For a behind the scenes look at political campaigns, Walter Mears, a veteran political correspondent for the Associated Press, will present “Tales from 11 Presidential Campaigns.”
The lecture will be held on Wednesday, Feb. 11, at 7 p.m. in the Mancheski Executive Seminar Room of the Lender School of Business Center.
This event is free and open to the public.
He is the author of the new book “Deadlines Past,” which covers 11 national campaigns, beginning with Kennedy vs. Nixon.
Professor Paul Janensch, a professor of journalism, said he spoke with Mears a number of times when he was covering national politics.
Janensch was the top editor of three newspapers that belonged to The Associated Press.
“I heard him speak last fall to a conference of New England newspaper editors. His comments were full of insights and humor, and soon after he finished, I asked him if he could come to Quinnipiac,” Janensch said.
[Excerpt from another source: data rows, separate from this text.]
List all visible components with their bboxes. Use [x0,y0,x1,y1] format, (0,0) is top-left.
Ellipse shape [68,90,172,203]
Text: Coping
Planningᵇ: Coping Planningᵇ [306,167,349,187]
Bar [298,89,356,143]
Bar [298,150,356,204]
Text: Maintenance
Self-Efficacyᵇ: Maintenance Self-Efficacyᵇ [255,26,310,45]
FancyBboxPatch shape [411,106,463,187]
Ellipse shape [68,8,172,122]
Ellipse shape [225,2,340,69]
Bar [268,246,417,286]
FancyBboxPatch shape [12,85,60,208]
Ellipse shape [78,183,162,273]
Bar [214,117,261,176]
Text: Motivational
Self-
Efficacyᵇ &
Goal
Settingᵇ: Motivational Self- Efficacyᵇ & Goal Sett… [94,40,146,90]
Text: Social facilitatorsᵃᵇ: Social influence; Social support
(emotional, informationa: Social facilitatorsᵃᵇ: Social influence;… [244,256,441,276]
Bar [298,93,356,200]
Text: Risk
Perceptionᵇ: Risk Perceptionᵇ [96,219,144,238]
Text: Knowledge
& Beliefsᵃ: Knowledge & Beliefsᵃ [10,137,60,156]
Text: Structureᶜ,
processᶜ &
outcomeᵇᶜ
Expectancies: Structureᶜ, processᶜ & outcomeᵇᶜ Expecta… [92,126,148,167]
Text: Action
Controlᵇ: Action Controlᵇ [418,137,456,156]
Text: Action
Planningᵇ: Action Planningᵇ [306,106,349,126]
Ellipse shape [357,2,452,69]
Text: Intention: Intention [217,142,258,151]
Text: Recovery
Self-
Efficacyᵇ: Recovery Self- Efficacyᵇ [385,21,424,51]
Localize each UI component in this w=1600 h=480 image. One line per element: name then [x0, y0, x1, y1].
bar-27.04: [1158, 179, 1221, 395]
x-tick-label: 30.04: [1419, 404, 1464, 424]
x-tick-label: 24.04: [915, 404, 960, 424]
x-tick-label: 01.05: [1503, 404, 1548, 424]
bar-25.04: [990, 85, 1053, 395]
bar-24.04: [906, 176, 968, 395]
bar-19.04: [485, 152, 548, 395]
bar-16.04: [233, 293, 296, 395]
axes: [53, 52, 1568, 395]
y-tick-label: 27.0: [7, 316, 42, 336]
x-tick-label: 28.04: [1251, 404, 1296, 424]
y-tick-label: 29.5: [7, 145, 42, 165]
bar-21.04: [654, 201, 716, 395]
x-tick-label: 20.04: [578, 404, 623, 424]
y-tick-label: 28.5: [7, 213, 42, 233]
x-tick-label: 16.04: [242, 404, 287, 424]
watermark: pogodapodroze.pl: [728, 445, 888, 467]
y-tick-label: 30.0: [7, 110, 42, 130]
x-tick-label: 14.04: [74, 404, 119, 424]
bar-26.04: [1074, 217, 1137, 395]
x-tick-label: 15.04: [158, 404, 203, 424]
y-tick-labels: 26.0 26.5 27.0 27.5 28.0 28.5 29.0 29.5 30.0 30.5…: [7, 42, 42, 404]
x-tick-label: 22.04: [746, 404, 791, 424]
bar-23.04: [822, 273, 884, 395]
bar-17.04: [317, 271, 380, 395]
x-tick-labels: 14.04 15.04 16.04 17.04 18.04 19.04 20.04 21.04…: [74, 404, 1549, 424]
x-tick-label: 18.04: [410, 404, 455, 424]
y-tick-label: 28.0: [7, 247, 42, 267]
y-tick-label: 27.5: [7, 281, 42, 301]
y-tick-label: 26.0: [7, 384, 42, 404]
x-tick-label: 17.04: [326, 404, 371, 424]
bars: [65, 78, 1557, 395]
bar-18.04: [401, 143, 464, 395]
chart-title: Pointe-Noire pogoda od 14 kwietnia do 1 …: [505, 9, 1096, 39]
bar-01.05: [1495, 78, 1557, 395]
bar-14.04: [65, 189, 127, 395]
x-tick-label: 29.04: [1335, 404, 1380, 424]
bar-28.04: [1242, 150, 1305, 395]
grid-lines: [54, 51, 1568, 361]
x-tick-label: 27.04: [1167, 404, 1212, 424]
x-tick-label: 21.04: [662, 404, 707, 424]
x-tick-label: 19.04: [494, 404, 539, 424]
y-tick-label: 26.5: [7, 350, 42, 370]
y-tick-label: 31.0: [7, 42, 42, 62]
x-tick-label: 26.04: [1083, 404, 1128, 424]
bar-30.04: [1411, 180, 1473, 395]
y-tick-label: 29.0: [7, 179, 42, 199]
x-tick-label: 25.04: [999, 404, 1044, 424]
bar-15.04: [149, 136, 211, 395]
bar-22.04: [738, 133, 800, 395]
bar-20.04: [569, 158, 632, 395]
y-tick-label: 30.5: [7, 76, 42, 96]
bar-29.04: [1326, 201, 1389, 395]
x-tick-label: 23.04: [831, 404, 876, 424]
Mears began with the Associated Press in Boston while still a student at Middlebury College in Vermont.
“Upon graduating, he was hired by the Associated Press as a full-timer, covering all kinds of news. He then opened an Associated Press bureau in Montpelier, the capital of Vermont, where he covered state government and politics,” he said. “He was reassigned to Boston and started covering Sen. John F. Kennedy’s campaign for president. Since then he has covered every presidential election through 2000.”
One of Janensch’s goals of Mears’ lecture is to encourage faculty to include information from the lecture in their spring course plans.
“Students who are now taking or will take courses in communications, political science and American history will learn more about American politics from listening to Mears for one hour than they will from a 600-page textbook,” Janensch said.
Janensch said he felt Mears would be an asset to the student body because he will offer an insider’s view of what really occurs in a presidential campaign.
“Presidential campaigns are messy,” he said. “Often candidates are not what they seem; our primaries, conventions and Electoral College are clumsy and inefficient but miraculously, the system works pretty well.”